Patchwork Fix PR54489 - FRE needing AVAIL_OUT

login
register
mail settings
Submitter Richard Guenther
Date Sept. 14, 2012, 9:43 a.m.
Message ID <alpine.LNX.2.00.1209141142360.28649@zhemvz.fhfr.qr>
Download mbox | patch
Permalink /patch/183860/
State New
Headers show

Comments

Richard Guenther - Sept. 14, 2012, 9:43 a.m.
On Fri, 14 Sep 2012, Richard Guenther wrote:

> On Thu, 13 Sep 2012, Steven Bosscher wrote:
> 
> > On Wed, Sep 12, 2012 at 4:52 PM, Steven Bosscher wrote:
> > > On Wed, Sep 12, 2012 at 4:02 PM, Richard Guenther wrote:
> > >> for a followup (and I bet sth else than PRE blows up at -O2 as well).
> > >
> > > Actually, the only thing that really blows up is that enemy of scalability, VRP.
> > 
> > FWIW, this appears to be due to the well-known problem with the equiv
> > set, but also due to the liveness computations that tree-vrp performs,
> > since your commit in r139263.
> > 
> > Any reason why you didn't just re-use the tree-ssa-live machinery?
> 
> Probably I didn't know about it or didn't want to keep the full life
> problem life (it tries to free things as soon as possible).
> 
> > And any reason why you don't let a DEF kill a live SSA name? AFAICT
> > you're exposing all SSA names up without ever killing a USE :-)
> 
> Eh ;)  We also should traverse blocks backward I suppose.  Also
> the RPO traversal suffers from the same issue I noticed in PRE
> and for what I invented my_rev_post_order_compute ...
> (pre_and_rev_post_order_compute doesn't compute an optimal
> reverse post order).
> 
> Patch fixing the liveness below, untested sofar, apart from on
> tree-ssa.exp where it seems to regress gcc.dg/tree-ssa/pr21086.c :/

The following not.  Queued for testing (though I doubt it will
help memory usage due to the use of sbitmaps).  I think
jump threading special-casing asserts and the equiv bitmaps are
the real problem of VRP.  What testcase did you notice the live
issue on?

Thanks,
Richard.

2012-09-14  Richard Guenther  <rguenther@suse.de>

	* tree-vrp.c (register_new_assert_for): Simplify for backward
	walk.
	(find_assert_locations_1): Walk the basic-block backwards,
	properly add/prune from live.  Use live for asserts derived
	from stmts.
Steven Bosscher - Sept. 14, 2012, 10:45 a.m.
On Fri, Sep 14, 2012 at 11:43 AM, Richard Guenther <rguenther@suse.de> wrote:
>> > Any reason why you didn't just re-use the tree-ssa-live machinery?
>>
>> Probably I didn't know about it or didn't want to keep the full life
>> problem life (it tries to free things as soon as possible).
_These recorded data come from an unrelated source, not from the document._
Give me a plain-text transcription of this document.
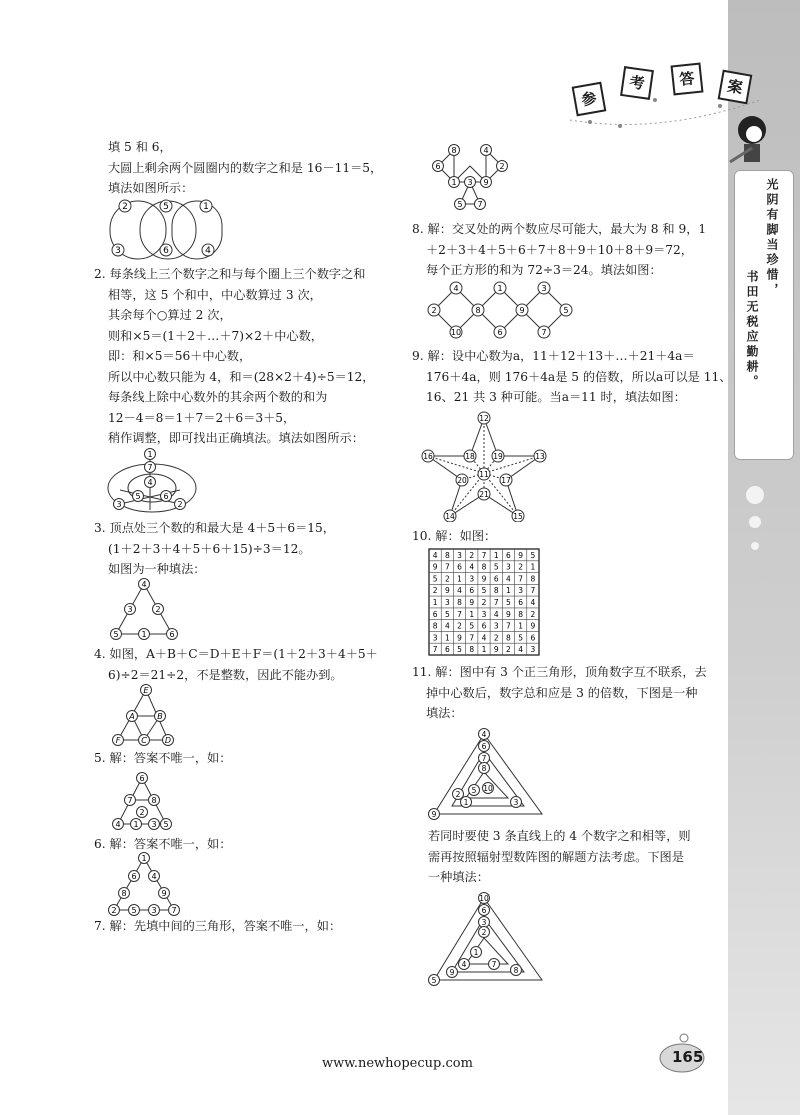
光阴有脚当珍惜，
书田无税应勤耕。
参
考	答	案

填 5 和 6，

大圆上剩余两个圆圈内的数字之和是 16－11＝5，

填法如图所示：

2	5	1
3	6	4

2. 每条线上三个数字之和与每个圈上三个数字之和

相等，这 5 个和中，中心数算过 3 次，

其余每个○算过 2 次，

则和×5＝(1＋2＋…＋7)×2＋中心数，

即：和×5＝56＋中心数，

所以中心数只能为 4，和＝(28×2＋4)÷5＝12，

每条线上除中心数外的其余两个数的和为

12－4＝8＝1＋7＝2＋6＝3＋5，

稍作调整，即可找出正确填法。填法如图所示：

1
7
4
3
6
5
2

3. 顶点处三个数的和最大是 4＋5＋6＝15，

(1＋2＋3＋4＋5＋6＋15)÷3＝12。

如图为一种填法：

4
3	2
5	1	6

4. 如图，A＋B＋C＝D＋E＋F＝(1＋2＋3＋4＋5＋

6)÷2＝21÷2，不是整数，因此不能办到。

E
A	B
F	C D

5. 解：答案不唯一，如：

6
7 8
4
2
5
1 3

6. 解：答案不唯一，如：

1
6 4
8	9
2 5 3 7

7. 解：先填中间的三角形，答案不唯一，如：

6
4
8
1	9
2
3
5 7

8. 解：交叉处的两个数应尽可能大，最大为 8 和 9，1

＋2＋3＋4＋5＋6＋7＋8＋9＋10＋8＋9＝72，

每个正方形的和为 72÷3＝24。填法如图：

4	1	3
2	8	9	5
10	6	7

9. 解：设中心数为a，11＋12＋13＋…＋21＋4a＝

176＋4a，则 176＋4a是 5 的倍数，所以a可以是 11、

16、21 共 3 种可能。当a＝11 时，填法如图：

12
16	18 19	13
11
20	17
21
14	15

10. 解：如图：

4 8 3 2 7 1 6 9 5
9 7 6 4 8 5 3 2 1
5 2 1 3 9 6 4 7 8
2 9 4 6 5 8 1 3 7
1 3 8 9 2 7 5 6 4
6 5 7 1 3 4 9 8 2
8 4 2 5 6 3 7 1 9
3 1 9 7 4 2 8 5 6
7 6 5 8 1 9 2 4 3

11. 解：图中有 3 个正三角形，顶角数字互不联系，去

掉中心数后，数字总和应是 3 的倍数，下图是一种

填法：

4
6
7
8
2 5 10
1	3
9

若同时要使 3 条直线上的 4 个数字之和相等，则

需再按照辐射型数阵图的解题方法考虑。下图是

一种填法：

10
6
3
2
1
4
9
7
8
5
www.newhopecup.com	165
I think it'd be good to use the tree-ssa-live stuff instead of a local
liveness dataflow solver, even if that may allocate a bit of extra
memory. tree-ssa-live is very smart about how liveness is computed.
I'll experiment with using it in tree-vrp.


>> > And any reason why you don't let a DEF kill a live SSA name? AFAICT
>> > you're exposing all SSA names up without ever killing a USE :-)
>>
>> Eh ;)  We also should traverse blocks backward I suppose.  Also
>> the RPO traversal suffers from the same issue I noticed in PRE
>> and for what I invented my_rev_post_order_compute ...
>> (pre_and_rev_post_order_compute doesn't compute an optimal
>> reverse post order).

Eh, what do you mean with "optimal" here?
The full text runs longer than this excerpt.